II – Définitions (art. 1102 s. à 1103)

La définition générale du contrat en tête du sous-titre « Du contrat et des obligations conventionnelles en général » est une idée des rédacteurs du Code de 1804.

Ainsi que celle de la faire suivre de la définition particulière de plusieurs figures de contrat dont chacune est classée, de façon saisissante, par opposition à la figure antithétique, le contrat synallagmatique par opposition au contrat unilatéral, le contrat à titre onéreux par opposition au contrat à titre gratuit, le contrat commutatif par opposition au contrat aléatoire. Cette classification inaugurale répond à l’intention de mettre en place les grandes familles de contrat au sein desquelles se rangeront les multiples contrats dits spéciaux.

 


Dans leur justesse et leur clarté, certaines de ces définitions ne demandent qu’à être maintenues (contrat synallagmatique) ou effleurées d’une retouche (contrat unilatéral).

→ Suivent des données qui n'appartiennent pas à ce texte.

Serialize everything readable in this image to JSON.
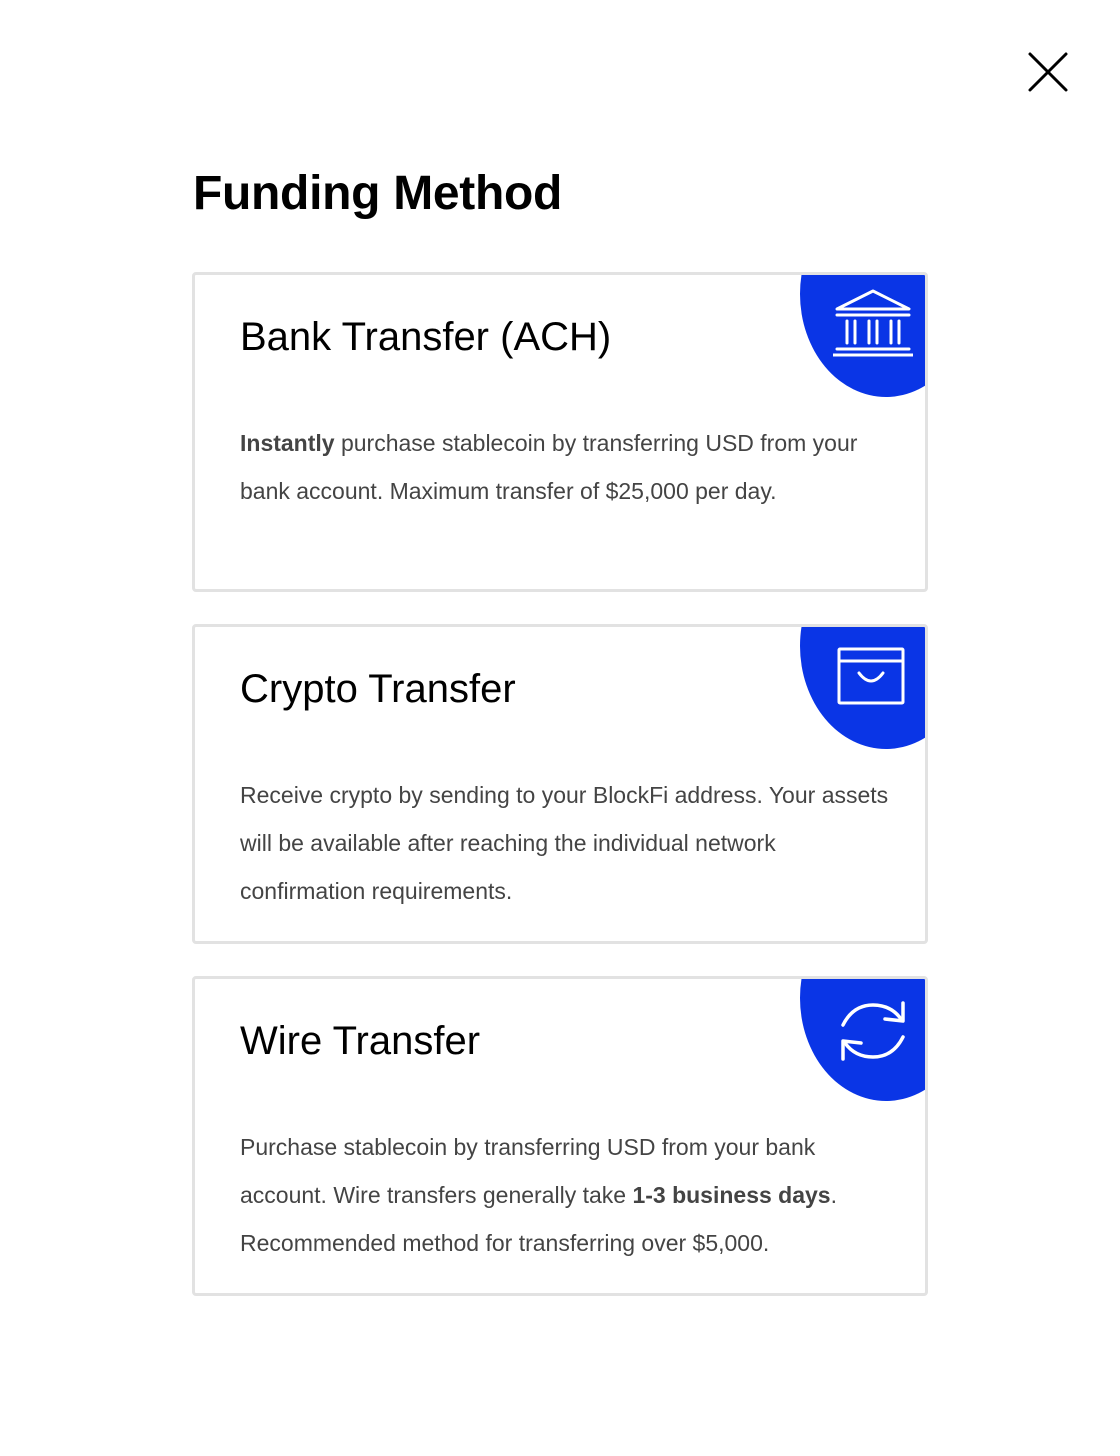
{
  "page": {
    "title": "Funding Method",
    "close_icon": "close-icon"
  },
  "colors": {
    "accent": "#0a35e6",
    "card_border": "#e2e2e2",
    "body_text": "#444444"
  },
  "methods": [
    {
      "title": "Bank Transfer (ACH)",
      "icon": "bank-icon",
      "desc_bold_lead": "Instantly",
      "desc_part1": " purchase stablecoin by transferring USD from your bank account. Maximum transfer of $25,000 per day.",
      "desc_bold_mid": "",
      "desc_part2": ""
    },
    {
      "title": "Crypto Transfer",
      "icon": "wallet-icon",
      "desc_bold_lead": "",
      "desc_part1": "Receive crypto by sending to your BlockFi address. Your assets will be available after reaching the individual network confirmation requirements.",
      "desc_bold_mid": "",
      "desc_part2": ""
    },
    {
      "title": "Wire Transfer",
      "icon": "refresh-icon",
      "desc_bold_lead": "",
      "desc_part1": "Purchase stablecoin by transferring USD from your bank account. Wire transfers generally take ",
      "desc_bold_mid": "1-3 business days",
      "desc_part2": ". Recommended method for transferring over $5,000."
    }
  ]
}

L’opposition du contrat à titre onéreux et du contrat à titre gratuit prend du sens par l’accent mis sur l’intention décisive («entend) relativement à une contrepartie (animus donandi pour le contrat à titre gratuit ; la poursuite d’une contrepartie pour le contrat à titre onéreux). Pour une modification voisine mais plus prononcée, la considération de l’équivalence initiale des prestations, dans la pensée des contractants, est le critère qui fait le départ entre le contrat commutatif et le contrat aléatoire.

Le catalogue actuel a seulement été complété par de nouvelles définitions énoncées, selon la même méthode, non point pour l’interprétation du texte mais en fonction de la nature propre de chaque figure, dans l’ensemble du système juridique. Ainsi est proposées l’opposition déjà connue mais non écrite du contrat consensuel et du contrat solennel. L’extrême importance pratique du contrat d’adhésion et du contrat cadre exigeait que leur définition soit élaborée, afin surtout que soient clarifiées, dans le contrat d’adhésion,  la distinction entre le noyau imposé et l’éventuelle partie complémentaire négociée, et semblablement, dans le contrat cadre, la distinction de l’accord de base et des conventions d’application.

On retrouve dans l’article 1103 l’affirmation que les règles énoncées au titre du contrat constituent le droit commun des contrats. Le texte réserve, en l’illustrant d’exemples topiques, l’application à certains contrats des règles particulières qui les gouvernent, mais il marque sous cette réserve que la vocation des règles générales s’étend à toute espèce de contrat, nommé ou innommé. Quant à ces derniers, il ouvre un précieux recours au raisonnement analogique afin de combler avec discernement les lacunes des prévisions contractuelles.

On aura remarqué que, dans l’article 1102, ne figure plus la référence à la trilogie traditionnelle (donner, faire, ne pas faire). Mais on en retrouve les éléments à l’article 1121 qui précise l’objet du contrat. Ce transfert qui évite une redondance a surtout l’avantage de compléter la trilogie, car le contrat peut aussi avoir pour objet de concéder la détention d’une chose avec ou sans usage, prestation spécifique qui ne se ramène ni à donner, ni à faire, ni à ne pas faire.

Ainsi déployé, l’éventail des prestations a sa place naturelle dans l’objet du contrat, sans alourdir la définition générale préliminaire du contrat. Dans celle-ci, la référence est désormais faite à une notion générique consacrée qui enveloppe tous les cas. Toute obligation naissant d’un contrat a pour objet l’accomplissement d’une prestation.